To rank the best cities for jobs, MoneyGeek calculated three factors from the Bureau of Labor Statistics and Zillow representing how good a city is for someone seeking jobs. The first factor is job growth and incorporates the trend in jobs created and the trend in wages. The next consideration is job competition and includes the unemployment rate as well as the overall size of the employment numbers reflecting greater absolute availability of jobs. The final factor is housing affordability, and it captures the ratio of wages over rents to indicate an area's cost of living.

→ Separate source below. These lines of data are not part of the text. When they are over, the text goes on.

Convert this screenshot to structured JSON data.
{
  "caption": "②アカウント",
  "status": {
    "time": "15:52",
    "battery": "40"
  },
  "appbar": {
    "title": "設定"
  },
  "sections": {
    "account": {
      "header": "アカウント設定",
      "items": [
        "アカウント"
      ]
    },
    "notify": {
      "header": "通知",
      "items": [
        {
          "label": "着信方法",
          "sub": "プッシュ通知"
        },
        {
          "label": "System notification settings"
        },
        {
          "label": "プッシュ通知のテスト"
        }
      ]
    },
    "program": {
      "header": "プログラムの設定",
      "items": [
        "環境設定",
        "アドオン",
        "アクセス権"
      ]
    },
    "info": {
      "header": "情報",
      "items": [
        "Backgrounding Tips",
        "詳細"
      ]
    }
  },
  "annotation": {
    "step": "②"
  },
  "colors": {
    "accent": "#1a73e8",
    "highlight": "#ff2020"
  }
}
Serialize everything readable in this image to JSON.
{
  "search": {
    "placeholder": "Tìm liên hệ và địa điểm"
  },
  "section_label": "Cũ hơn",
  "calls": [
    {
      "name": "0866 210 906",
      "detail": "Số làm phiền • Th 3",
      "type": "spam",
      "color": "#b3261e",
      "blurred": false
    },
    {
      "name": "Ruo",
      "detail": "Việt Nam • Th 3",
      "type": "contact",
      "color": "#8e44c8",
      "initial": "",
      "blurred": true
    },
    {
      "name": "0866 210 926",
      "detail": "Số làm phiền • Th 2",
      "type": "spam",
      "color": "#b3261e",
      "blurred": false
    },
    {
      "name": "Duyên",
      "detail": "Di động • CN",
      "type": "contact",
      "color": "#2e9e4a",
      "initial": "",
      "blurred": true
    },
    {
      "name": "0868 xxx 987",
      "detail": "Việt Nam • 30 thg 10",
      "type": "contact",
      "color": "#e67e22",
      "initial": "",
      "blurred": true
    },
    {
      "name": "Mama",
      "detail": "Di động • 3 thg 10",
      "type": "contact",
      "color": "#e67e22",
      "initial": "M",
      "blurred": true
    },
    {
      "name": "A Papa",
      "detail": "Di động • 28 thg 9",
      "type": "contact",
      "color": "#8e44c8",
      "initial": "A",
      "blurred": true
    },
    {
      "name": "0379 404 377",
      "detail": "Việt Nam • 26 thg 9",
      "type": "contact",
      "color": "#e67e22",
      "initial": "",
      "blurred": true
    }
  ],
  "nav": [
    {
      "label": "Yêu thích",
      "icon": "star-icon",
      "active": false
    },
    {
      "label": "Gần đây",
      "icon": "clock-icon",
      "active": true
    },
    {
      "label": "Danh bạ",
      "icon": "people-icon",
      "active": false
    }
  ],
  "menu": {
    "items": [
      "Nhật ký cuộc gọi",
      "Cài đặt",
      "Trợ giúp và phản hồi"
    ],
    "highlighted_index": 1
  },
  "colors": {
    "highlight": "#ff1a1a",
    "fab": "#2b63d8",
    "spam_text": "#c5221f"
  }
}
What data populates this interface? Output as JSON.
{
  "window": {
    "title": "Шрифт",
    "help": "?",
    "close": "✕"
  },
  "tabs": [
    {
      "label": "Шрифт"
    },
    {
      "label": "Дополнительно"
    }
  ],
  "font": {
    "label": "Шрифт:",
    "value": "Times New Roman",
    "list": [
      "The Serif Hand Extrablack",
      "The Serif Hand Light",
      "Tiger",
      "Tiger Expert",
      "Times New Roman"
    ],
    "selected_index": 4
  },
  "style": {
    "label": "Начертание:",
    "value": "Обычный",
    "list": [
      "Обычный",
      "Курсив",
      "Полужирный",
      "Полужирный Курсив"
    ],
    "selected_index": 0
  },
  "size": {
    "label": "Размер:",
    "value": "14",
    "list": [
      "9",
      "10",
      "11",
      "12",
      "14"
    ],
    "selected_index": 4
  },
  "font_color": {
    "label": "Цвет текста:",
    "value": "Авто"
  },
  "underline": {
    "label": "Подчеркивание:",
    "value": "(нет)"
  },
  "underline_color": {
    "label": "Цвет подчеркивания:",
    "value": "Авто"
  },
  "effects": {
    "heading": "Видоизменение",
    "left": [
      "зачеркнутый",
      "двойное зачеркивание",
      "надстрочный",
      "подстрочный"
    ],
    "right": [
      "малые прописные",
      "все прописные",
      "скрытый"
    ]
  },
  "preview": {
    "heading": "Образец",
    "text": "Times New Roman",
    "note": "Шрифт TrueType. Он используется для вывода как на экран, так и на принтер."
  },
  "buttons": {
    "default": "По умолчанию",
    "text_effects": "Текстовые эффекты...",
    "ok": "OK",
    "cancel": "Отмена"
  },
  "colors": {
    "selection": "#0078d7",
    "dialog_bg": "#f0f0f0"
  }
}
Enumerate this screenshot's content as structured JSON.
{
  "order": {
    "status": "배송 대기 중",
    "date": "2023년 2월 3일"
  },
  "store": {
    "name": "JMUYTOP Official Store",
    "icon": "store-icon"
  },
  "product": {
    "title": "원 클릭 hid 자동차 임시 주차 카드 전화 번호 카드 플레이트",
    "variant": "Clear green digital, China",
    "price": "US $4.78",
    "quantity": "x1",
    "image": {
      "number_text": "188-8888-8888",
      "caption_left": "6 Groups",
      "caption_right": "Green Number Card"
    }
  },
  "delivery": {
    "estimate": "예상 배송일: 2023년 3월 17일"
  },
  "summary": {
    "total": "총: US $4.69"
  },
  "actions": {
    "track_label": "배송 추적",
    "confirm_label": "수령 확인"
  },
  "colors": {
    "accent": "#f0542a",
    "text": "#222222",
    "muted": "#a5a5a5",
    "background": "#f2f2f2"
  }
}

- Growth in Employment, Last 12 Months: 20% weight
- Growth in Employment, Last 3 years: 10% weight
- Growth in Hourly Wages, Last 12 months: 15% Weight
- Unemployment Rate, Current: 35% Weight
- Size of Labor Force: 10% weight
- Monthly Wages Over Monthly Rents Ratio: 10% weight
Overall Growth: Growth in employment last 12 months (44%), growth in employment last 36 months (22%), hourly wage growth 33%. In the overall ranking, this is 45% of the overall weight.
Job Competition: Unemployment rate 78% weight, size of labor force 22% weight. In the overall ranking, this is 45% of the overall ranking.
Housing Affordability: Wages over rents ratio, 100%. This is 10% of the overall ranking composition.
For purposes of this analysis, only metropolitan statistical areas with labor forces larger than 500,000 were considered in building the ranking.